Working capital ratio = 54,576.00 / 20,856.00 = 2.61
As you can see above how the working capital ratio of BHEL company turned out to be 1.44, now we will try to know what it means.
- When the working capital ratio of a company is less than 1, it means that the company cannot meet its short-term liabilities even after selling its short assets. If we see companies of this type for the purpose of investment, then we should stay away from such companies
- When the working capital ratio of a company comes to 1, it means that the current assets that the company has, can only meet the short-term liabilities and the company does not have enough money to complete its day to day operations, we should stay away from such companies if we look at the prospect of investment
- If the working capital ratio of a company falls between 1.2 to 2, then such companies are considered to be in a very good position and This means that the company will meet its short-term liabilities as well as its day-to-day operations expenses. Such companies give us the opportunity to invest.

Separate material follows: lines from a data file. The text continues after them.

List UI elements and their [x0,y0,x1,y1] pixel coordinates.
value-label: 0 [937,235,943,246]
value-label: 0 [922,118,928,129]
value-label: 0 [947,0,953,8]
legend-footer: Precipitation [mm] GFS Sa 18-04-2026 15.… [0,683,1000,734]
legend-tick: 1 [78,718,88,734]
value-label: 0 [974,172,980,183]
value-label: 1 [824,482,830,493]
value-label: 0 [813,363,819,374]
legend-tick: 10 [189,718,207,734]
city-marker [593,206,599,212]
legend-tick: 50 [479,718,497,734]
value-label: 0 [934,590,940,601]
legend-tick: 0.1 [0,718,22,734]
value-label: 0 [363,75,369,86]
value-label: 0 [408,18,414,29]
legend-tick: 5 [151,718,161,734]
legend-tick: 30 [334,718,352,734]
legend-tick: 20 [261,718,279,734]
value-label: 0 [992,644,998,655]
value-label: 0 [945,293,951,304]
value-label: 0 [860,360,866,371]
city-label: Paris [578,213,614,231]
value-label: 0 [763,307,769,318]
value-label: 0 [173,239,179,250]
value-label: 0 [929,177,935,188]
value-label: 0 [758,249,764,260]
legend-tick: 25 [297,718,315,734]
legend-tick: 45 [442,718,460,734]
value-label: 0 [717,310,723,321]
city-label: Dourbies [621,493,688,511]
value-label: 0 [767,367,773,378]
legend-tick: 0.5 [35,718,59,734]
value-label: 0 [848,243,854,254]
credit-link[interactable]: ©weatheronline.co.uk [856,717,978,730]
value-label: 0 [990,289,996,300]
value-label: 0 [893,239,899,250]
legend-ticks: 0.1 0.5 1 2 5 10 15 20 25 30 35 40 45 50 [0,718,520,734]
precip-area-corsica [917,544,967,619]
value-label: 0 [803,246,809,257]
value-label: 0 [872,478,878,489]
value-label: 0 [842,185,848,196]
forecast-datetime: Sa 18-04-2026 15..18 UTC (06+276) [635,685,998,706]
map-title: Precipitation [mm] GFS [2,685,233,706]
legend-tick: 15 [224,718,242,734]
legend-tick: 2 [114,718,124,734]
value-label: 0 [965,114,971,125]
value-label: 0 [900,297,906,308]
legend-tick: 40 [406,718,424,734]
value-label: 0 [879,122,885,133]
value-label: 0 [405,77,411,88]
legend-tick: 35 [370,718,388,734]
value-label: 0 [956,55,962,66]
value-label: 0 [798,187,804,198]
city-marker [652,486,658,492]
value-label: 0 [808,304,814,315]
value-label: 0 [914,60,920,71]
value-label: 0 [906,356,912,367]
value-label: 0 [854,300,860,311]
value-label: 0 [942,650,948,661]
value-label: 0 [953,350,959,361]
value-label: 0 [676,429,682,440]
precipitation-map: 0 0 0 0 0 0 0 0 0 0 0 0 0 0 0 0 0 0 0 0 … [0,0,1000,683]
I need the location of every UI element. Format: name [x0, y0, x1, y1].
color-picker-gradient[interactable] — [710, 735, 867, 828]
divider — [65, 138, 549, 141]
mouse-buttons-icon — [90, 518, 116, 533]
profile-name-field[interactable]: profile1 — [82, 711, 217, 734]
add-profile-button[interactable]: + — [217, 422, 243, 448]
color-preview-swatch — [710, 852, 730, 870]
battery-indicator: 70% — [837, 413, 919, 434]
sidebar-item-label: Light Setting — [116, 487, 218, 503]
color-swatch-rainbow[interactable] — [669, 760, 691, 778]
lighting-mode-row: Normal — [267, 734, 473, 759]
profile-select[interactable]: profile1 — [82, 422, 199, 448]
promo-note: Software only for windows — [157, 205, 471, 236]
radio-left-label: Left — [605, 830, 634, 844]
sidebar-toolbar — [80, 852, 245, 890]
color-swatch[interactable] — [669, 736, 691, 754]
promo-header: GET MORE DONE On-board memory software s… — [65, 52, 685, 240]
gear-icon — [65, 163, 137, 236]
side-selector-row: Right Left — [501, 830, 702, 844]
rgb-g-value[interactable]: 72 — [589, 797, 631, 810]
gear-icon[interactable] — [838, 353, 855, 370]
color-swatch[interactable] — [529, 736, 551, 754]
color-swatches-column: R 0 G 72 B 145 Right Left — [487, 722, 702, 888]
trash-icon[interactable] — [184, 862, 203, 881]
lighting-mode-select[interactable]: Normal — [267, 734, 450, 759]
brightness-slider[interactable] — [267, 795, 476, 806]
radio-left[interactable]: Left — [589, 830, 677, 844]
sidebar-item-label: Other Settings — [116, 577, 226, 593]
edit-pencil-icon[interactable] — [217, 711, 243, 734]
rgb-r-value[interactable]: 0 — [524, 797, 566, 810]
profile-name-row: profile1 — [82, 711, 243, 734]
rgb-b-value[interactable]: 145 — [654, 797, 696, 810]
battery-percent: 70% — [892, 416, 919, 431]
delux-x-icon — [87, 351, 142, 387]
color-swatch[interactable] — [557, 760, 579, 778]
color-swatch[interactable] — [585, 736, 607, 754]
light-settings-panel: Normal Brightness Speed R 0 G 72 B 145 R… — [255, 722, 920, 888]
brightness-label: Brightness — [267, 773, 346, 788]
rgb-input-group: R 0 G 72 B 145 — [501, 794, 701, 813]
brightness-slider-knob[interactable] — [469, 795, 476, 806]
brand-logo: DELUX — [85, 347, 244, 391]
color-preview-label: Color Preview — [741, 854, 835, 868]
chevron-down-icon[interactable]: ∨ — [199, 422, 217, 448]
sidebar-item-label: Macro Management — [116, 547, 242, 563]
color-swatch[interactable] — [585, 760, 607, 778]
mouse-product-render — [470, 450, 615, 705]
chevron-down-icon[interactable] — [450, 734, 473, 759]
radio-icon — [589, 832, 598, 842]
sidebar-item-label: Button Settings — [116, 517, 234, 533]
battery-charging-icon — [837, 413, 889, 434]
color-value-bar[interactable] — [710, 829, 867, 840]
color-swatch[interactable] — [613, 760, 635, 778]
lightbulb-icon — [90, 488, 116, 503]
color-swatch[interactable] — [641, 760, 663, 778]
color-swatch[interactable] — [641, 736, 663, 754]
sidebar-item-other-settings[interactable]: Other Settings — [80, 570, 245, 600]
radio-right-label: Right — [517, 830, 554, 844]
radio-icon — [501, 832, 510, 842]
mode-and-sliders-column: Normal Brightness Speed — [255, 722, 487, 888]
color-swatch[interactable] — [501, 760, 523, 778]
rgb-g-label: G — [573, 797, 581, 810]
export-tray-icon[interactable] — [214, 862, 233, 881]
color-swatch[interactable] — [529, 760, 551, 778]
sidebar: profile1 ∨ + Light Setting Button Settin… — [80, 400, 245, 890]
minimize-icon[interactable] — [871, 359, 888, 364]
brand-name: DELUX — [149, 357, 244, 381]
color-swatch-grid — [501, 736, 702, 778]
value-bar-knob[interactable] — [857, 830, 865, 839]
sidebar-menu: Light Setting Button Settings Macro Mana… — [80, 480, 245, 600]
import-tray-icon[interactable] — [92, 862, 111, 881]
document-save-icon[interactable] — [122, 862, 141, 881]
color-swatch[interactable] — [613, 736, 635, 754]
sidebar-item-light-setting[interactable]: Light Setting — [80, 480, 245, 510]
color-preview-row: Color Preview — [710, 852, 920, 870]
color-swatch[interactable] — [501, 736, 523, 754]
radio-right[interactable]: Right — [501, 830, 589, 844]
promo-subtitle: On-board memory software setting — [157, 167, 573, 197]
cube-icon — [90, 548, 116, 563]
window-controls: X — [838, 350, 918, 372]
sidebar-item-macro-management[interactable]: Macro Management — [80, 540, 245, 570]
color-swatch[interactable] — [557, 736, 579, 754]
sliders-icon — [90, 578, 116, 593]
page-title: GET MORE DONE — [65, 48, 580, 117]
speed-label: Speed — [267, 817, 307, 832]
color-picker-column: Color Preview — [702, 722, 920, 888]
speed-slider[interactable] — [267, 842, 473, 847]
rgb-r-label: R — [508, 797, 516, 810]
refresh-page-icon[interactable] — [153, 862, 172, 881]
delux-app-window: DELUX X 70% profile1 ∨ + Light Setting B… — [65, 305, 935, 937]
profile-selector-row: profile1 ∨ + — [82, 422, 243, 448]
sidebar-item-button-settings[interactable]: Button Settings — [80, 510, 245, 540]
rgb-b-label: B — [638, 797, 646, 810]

- If the working capital ratio of a company is more than 2, it means that the company can meet its short-term liabilities, but the company has so much money that it is not able to use it properly. And we should stay away from such companies.
As you saw in the above example, how we find out the working capital ratio of BHEL and Infosys company, now we will analyze both companies whether it would be right to invest in the companies or not.
- BHEL’s working capital ratio is 1.44, which is considered a good sign for a company and must be monitored to invest in companies of this type. Because even after completing the short-term liabilities of the company by selling its current assets, some extra money will be saved so that it can run its working operation properly.
- XYZ company’s working capital ratio is 2.66, which indicates that the company has more cash and is not utilizes properly.